Drone registration, reusing first stages
By Uday J. Shankar, Lesley A. Weitz and John G. Reed|November 28, 2017
The Guidance, Navigation and Control Technical Committee advances techniques, devices and systems for guiding and commanding flight vehicles.
The guidance, navigation and control field had an eventful year, covering all aspects of aerospace engineering.
In August and September, unmanned aerial systems recorded images of the damage and the state of infrastructure in Texas in the aftermath of Hurricane Harvey. The Texas A&M University, Corpus Christi, drone team worked with local authorities and with the FAA’s permission to fly UAS over areas affected by the hurricane. Privately owned drones pose risks to military and civilian assets during rescue efforts when users violate FAA-issued temporary flight restrictions. Since June 2016, all small-drone users had been required to register their UAS. However, that changed in May when a federal court ruled some hobbyists didn’t need to register their drones.
In January, NASA signed an agreement to transition UAS Traffic Management research to the FAA in 2020. NASA has been working on the UTM concept since 2014.
The past year has also been eventful for launch vehicles. The guidance, navigation and control systems on SpaceX vehicles enabled the reuse of a Falcon 9 booster in March and a Dragon spacecraft in June — firsts for both systems. SpaceX also reused Falcon 9 boosters in June and October. On the small launch vehicle side, California-based Rocket Labs demonstrated its low-cost guidance, navigation and control systems with its Electron launch vehicle’s flight to space in May. Those systems performed nominally, until a ground system fault resulted in flight termination. In June, India launched its Geosynchronous Launch Vehicle Mark III rocket, capable of taking 4 tons to geostationary transfer orbit. On the heavy side, in March, Blue Origin announced the development of its reusable New Glenn rocket.
Development of next-generation systems continued worldwide. United Launch Alliance tweeted about progress on the Vulcan rocket. The European Space Agency in July reported progress toward a requirements review in 2018 for the Ariane 6 rocket. The U.S. military awarded Boeing a contract in May for its Phantom Express spaceplane. And in September, Elon Musk gave an update on SpaceX’s Interplanetary Transport System design at the International Astronautical Federation.
Several systems met milestones in 2017. The Interim Cryogenic Propulsion Stage for NASA’s Space Launch System was delivered to NASA’s Space Station Processing Facility at the Kennedy Space Center in July.
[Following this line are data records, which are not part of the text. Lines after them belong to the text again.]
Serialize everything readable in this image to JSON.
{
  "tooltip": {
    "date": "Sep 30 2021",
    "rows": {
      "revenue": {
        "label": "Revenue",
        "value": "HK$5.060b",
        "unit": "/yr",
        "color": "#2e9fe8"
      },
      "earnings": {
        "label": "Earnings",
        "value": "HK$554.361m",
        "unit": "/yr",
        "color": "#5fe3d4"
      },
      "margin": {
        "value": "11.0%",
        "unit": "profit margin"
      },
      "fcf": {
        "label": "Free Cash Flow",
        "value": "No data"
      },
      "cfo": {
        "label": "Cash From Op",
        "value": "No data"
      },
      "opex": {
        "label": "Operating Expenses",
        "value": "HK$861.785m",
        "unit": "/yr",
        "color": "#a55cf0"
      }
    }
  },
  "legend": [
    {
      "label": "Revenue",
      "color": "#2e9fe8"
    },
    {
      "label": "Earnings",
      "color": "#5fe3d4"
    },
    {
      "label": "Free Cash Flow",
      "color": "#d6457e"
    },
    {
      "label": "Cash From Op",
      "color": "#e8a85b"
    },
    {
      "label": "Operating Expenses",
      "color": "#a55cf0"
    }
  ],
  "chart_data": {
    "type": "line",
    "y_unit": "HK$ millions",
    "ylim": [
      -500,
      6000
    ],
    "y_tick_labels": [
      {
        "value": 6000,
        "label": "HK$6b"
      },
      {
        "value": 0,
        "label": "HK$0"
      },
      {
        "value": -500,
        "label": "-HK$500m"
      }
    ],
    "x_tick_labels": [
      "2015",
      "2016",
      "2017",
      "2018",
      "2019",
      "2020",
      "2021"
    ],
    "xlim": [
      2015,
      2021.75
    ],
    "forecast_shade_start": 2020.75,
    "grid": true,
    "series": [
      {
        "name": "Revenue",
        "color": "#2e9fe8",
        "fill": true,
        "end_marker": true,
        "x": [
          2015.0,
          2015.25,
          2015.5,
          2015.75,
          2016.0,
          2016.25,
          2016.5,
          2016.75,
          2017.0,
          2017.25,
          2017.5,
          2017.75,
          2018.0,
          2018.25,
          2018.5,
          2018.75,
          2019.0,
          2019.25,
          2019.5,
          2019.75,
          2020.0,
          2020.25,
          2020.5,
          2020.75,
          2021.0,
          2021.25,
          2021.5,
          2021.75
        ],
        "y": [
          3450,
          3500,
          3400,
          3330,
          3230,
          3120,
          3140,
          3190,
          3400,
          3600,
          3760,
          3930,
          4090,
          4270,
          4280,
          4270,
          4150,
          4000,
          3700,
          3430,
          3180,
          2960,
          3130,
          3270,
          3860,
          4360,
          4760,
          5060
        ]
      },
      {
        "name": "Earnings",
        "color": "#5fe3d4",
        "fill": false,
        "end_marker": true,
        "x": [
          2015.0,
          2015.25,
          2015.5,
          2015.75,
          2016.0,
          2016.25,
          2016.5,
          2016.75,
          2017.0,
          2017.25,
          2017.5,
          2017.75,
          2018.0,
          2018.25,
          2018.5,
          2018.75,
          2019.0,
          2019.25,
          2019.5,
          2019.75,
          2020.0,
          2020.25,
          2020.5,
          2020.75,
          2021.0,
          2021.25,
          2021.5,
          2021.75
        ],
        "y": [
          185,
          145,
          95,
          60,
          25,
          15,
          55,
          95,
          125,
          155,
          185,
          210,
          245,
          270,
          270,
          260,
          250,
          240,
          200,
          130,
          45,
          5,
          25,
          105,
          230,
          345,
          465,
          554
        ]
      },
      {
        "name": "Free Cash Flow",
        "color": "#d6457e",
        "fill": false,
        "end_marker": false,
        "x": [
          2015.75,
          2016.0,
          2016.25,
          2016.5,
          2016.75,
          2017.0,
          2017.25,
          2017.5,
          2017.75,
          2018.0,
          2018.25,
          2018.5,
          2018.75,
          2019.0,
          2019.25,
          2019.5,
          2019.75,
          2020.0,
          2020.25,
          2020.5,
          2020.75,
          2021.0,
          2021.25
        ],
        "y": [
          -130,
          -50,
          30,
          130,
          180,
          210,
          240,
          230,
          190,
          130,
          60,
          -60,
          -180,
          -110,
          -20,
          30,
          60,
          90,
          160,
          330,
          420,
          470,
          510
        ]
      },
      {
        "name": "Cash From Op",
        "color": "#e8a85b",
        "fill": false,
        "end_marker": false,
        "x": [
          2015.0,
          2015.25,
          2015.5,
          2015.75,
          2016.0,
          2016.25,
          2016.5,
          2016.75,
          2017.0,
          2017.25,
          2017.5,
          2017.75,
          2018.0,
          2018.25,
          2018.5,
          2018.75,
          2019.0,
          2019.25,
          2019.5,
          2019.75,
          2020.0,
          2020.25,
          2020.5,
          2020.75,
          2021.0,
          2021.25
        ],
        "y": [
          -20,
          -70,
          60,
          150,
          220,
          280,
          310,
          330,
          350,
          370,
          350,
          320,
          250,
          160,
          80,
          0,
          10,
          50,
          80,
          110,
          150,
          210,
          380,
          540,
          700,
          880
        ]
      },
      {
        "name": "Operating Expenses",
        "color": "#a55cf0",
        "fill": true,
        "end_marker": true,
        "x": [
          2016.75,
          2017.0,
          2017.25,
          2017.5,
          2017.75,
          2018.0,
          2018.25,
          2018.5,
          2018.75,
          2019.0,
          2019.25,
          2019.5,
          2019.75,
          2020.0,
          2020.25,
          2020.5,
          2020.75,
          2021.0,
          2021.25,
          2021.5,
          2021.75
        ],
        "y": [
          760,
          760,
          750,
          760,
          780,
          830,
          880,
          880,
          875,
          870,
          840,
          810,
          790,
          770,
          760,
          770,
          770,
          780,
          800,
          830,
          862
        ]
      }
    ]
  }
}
Lockheed Martin powered up the Orion spacecraft for the first time Aug. 22 at Kennedy.
An era ended as Russia retired the Soyuz-U launch vehicle in February after more than 785 missions. On Sept. 15, NASA’s Cassini plunged into Saturn’s atmosphere, with the guidance, navigation and control system keeping the antenna pointed toward Earth. Launched 20 years ago, Cassini had orbited Saturn more than 290 times.
Finally, NASA’s Langley Research Center celebrated its 100th anniversary July 17. Langley has long been at the forefront of aircraft control systems, and the U.S. space program was born there. Stabilization, guidance and control systems considerations led to the now-famous shuttlecock-shaped design for the first U.S. space capsules. Early concepts for the space shuttle were designed and tested at Langley. The center is also home to NASA’s Engineering and Safety Center, which investigates engineering aspects of all aerospace failures. In September, Langley opened the Katherine G. Johnson Computational Research Facility, named in honor of the black female mathematician who, among other accomplishments, calculated astronaut Alan Shepard’s flight trajectory in 1961. She was also one of the subjects of the book and film “Hidden Figures.”